Dear all,
I am trying to implement the so-called “wordfish model” in Stan. The model is a variant of a poisson ideal point model or poisson or multinomial IRT model, which is primarily applied in political science. The goal is to estimate the political position of parties or politicians based on the words, which they use in political texts (e.g., party manifestos or speeches). The data is typically organized in a document-feature-matrix, where rows are political texts, columns are features (e.g., words, word stems, n-grams), and cells contain counts (how often has party i used feature j?).
The counts are modelled as
counts_i,j ~ poisson(exp(alpha_i + psi_j + beta_j * theta_i)
,
where alpha
is a vector of document fixed effects, psi
is a vector of feature fixed effects, beta
contains the feature positions and theta
contains the document positions (following the notation of quanteda::textmodel_wordfish()
).
The first implementation (which I am aware of) is Slapin & Proksch (2008), implementation with EM in R here. A more sophisticated implementation of the EM solution in C++ (via RCPP) is the textmodel_wordfish()
function in the Quanteda package.
I want to implement a Stan version because (a) the existing versions are primarily interested in theta
and therefore do not provide standard errors for the other parameters, (b) the standard errors seem to be rather small in many applications, which let’s me believe that the uncertainties are not completely propagated throughout the whole model, and © I want to be able expand the model, e.g. a hierarchical model with politicians in parties.
The good news is that the basic model is straightforward to implement in Stan (wordfish_discourse.stan for replication below):
data {
int<lower=1> I; // Number of documents
int<lower=1> J; // Number of features
int<lower=1> N; // Number of counts (I * J in most cases)

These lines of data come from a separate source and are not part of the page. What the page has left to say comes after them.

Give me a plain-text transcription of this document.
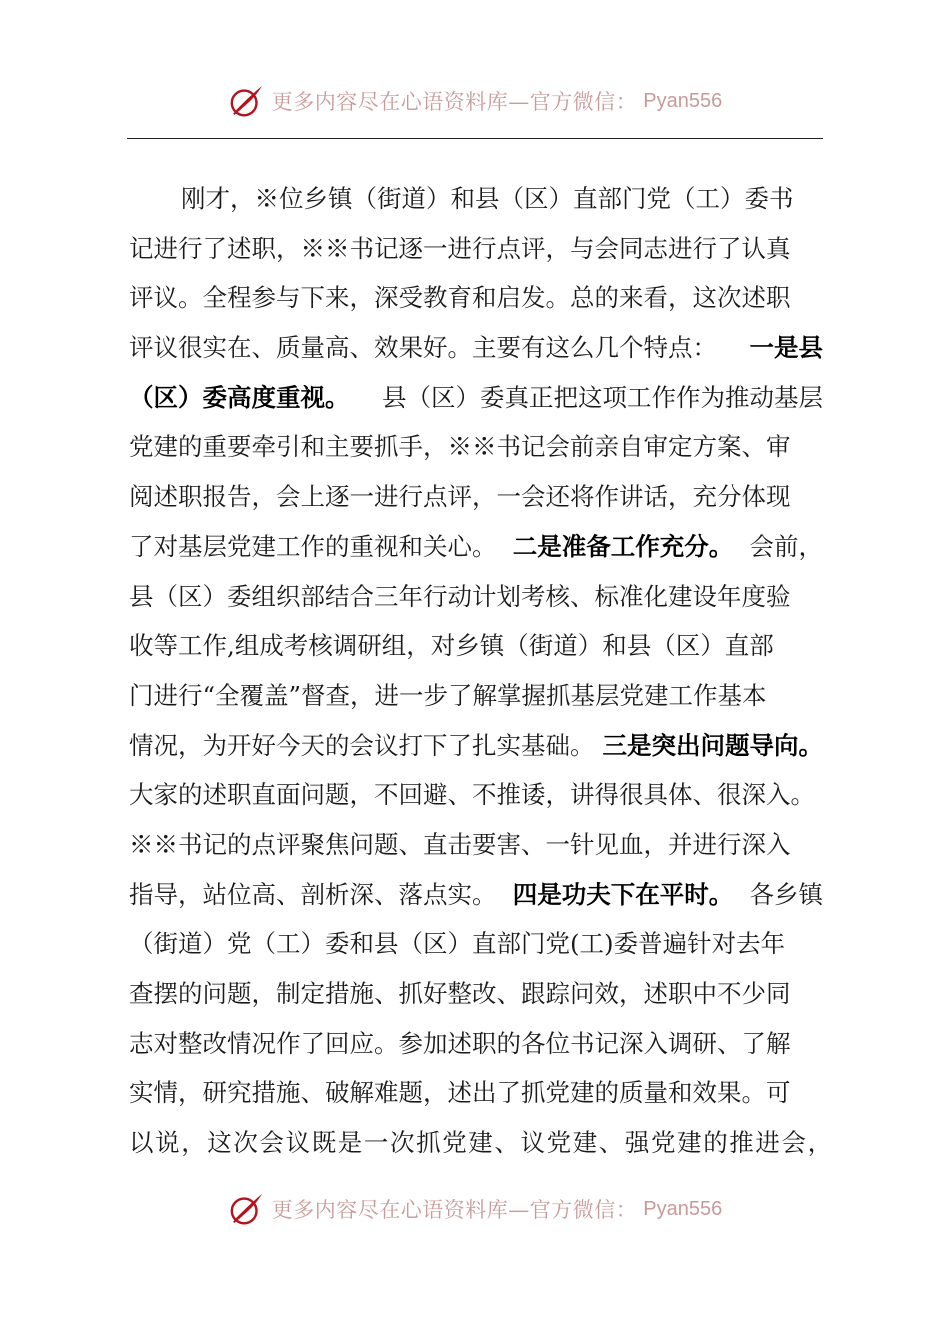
更多内容尽在心语资料库—官方微信： Pyan556
刚才，※位乡镇（街道）和县（区）直部门党（工）委书
记进行了述职，※※书记逐一进行点评，与会同志进行了认真
评议。全程参与下来，深受教育和启发。总的来看，这次述职
评议很实在、质量高、效果好。主要有这么几个特点： 一是县
（区）委高度重视。 县（区）委真正把这项工作作为推动基层
党建的重要牵引和主要抓手，※※书记会前亲自审定方案、审
阅述职报告，会上逐一进行点评，一会还将作讲话，充分体现
了对基层党建工作的重视和关心。 二是准备工作充分。 会前，
县（区）委组织部结合三年行动计划考核、标准化建设年度验
收等工作,组成考核调研组，对乡镇（街道）和县（区）直部
门进行“全覆盖”督查，进一步了解掌握抓基层党建工作基本
情况，为开好今天的会议打下了扎实基础。 三是突出问题导向。
大家的述职直面问题，不回避、不推诿，讲得很具体、很深入。
※※书记的点评聚焦问题、直击要害、一针见血，并进行深入
指导，站位高、剖析深、落点实。 四是功夫下在平时。 各乡镇
（街道）党（工）委和县（区）直部门党(工)委普遍针对去年
查摆的问题，制定措施、抓好整改、跟踪问效，述职中不少同
志对整改情况作了回应。参加述职的各位书记深入调研、了解
实情，研究措施、破解难题，述出了抓党建的质量和效果。可
以说，这次会议既是一次抓党建、议党建、强党建的推进会，
更多内容尽在心语资料库—官方微信： Pyan556
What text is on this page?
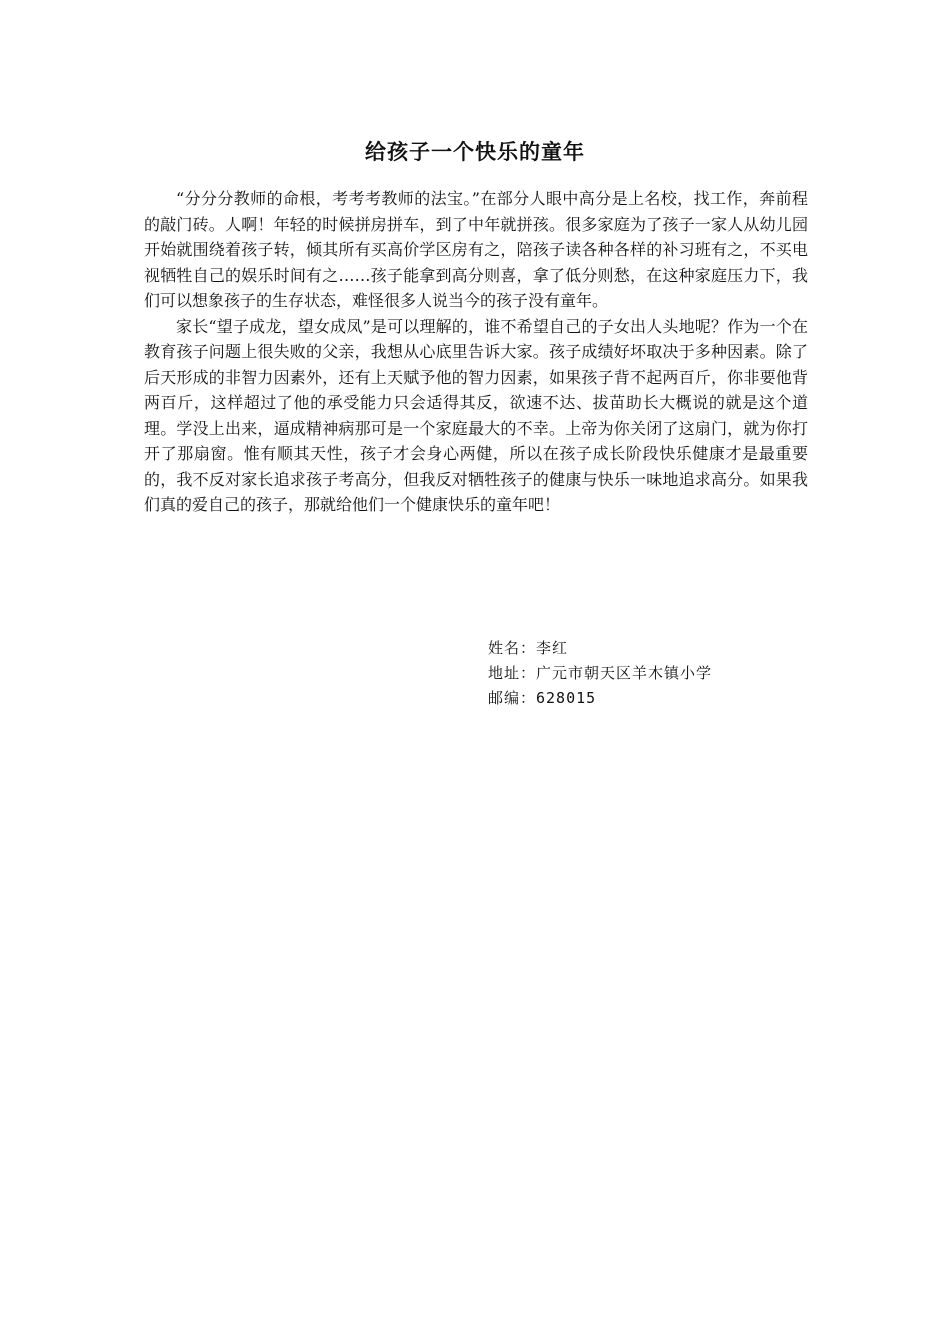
给孩子一个快乐的童年

“分分分教师的命根，考考考教师的法宝。”在部分人眼中高分是上名校，找工作，奔前程的敲门砖。人啊！年轻的时候拼房拼车，到了中年就拼孩。很多家庭为了孩子一家人从幼儿园开始就围绕着孩子转，倾其所有买高价学区房有之，陪孩子读各种各样的补习班有之，不买电视牺牲自己的娱乐时间有之……孩子能拿到高分则喜，拿了低分则愁，在这种家庭压力下，我们可以想象孩子的生存状态，难怪很多人说当今的孩子没有童年。

家长“望子成龙，望女成凤”是可以理解的，谁不希望自己的子女出人头地呢？作为一个在教育孩子问题上很失败的父亲，我想从心底里告诉大家。孩子成绩好坏取决于多种因素。除了后天形成的非智力因素外，还有上天赋予他的智力因素，如果孩子背不起两百斤，你非要他背两百斤，这样超过了他的承受能力只会适得其反，欲速不达、拔苗助长大概说的就是这个道理。学没上出来，逼成精神病那可是一个家庭最大的不幸。上帝为你关闭了这扇门，就为你打开了那扇窗。惟有顺其天性，孩子才会身心两健，所以在孩子成长阶段快乐健康才是最重要的，我不反对家长追求孩子考高分，但我反对牺牲孩子的健康与快乐一味地追求高分。如果我们真的爱自己的孩子，那就给他们一个健康快乐的童年吧！

姓名：李红
地址：广元市朝天区羊木镇小学
邮编：628015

int<lower=0> counts[N]; // long vector of counts
int<lower=1,upper=I> docs[N]; // index document to count
int<lower=1,upper=J> features[N]; // index feature to count
}
parameters {
vector[I] theta; // Document position
vector[I] alpha; // Document fixed effects
vector[J] beta; // Feature position
vector[J] psi; // Feature fixed effects
}
model {
vector[N] lambda;
for (n in 1:N)
lambda[n] = alpha[docs[n]] + psi[features[n]] + beta[features[n]] * theta[docs[n]]; // actually, log_lambda
alpha ~ normal(0, 10); // non-informative
psi ~ normal(0, 10); // non-informative
beta ~ normal(0, 3); // some regularization like quanteda model
theta ~ normal(0, 1); // identify model with unit normal prior
counts ~ poisson_log(lambda); // poisson ideal point model
}
generated quantities {
vector[I] theta_std = (theta - mean(theta)) / sd(theta); // standardize theta for comparison with quanteda::wordfish()
}
The model is reasonably fast and recovers very similar parameter values as quanteda::textmodel_wordfish()
in quite a few test cases (if there is no reflection invariance). The uncertainties of all parameters are also sensible. A simple example is included in the attachment.
The bad news is that I did not yet succeed in fixing the reflection invariance, that is, the chains converge to symmetric solutions where the documents are in exactly the opposite direction, but with about equal distances in theta
, the same for the features in beta
.
What I have tried so far (wordfish2.stan contains the commented out variations):
- Splitting
theta
into ordered[2] and vector[I-2] and ordering the input data such that document 1 is plausibly to the left of document 2. Code:
parameters {
ordered[2] theta_dir;
vector[I-2] theta_rest;
...
transformed parameters {
vector[I] theta = append_row(theta_dir, theta_rest);
...
model {
...
theta_dir ~ normal(0, 1);
theta_rest ~ normal(0, 1);
This prevents reflection invariance, but there are frequently solutions where theta_1 and theta_2 are estimated to be basically identical, with only a marginal distance to satisfy the order constraint. The same thing happens with an order constraint on beta
or on both theta
and beta
.
- Using an indicator for the most left and right documents and constraining its relationship with theta to be positive (as recommended in Gelman/Hill, p. 318). Code:
data {
...
vector<lower=-1,upper=1>[I] left_right; // c(-1, 1, rep(0, (I-2)))
parameters {
...
real<lower=0> b1;
model {
...
theta ~ normal(b1 * left_right, 1);
b1 ~ normal(0, 10);
...
This does not prevent reflection invariance at all.
- Priors with means -1 and 1 for the first two values of
theta
. Code:
model {
...
theta[1] ~ normal(-1, 1);
theta[2] ~ normal(1, 1);
for (i in 3:I) theta[i] ~ normal(0, 1);
This does not prevent reflection invariance at all.
In addition, I have set sum-to-zero constraints or have set one value to zero in psi and/or alpha. These constraints are not to fix the reflection invariance but are used in other implementations for identification.
Any ideas how to fix the reflection invariance are highly appreciated!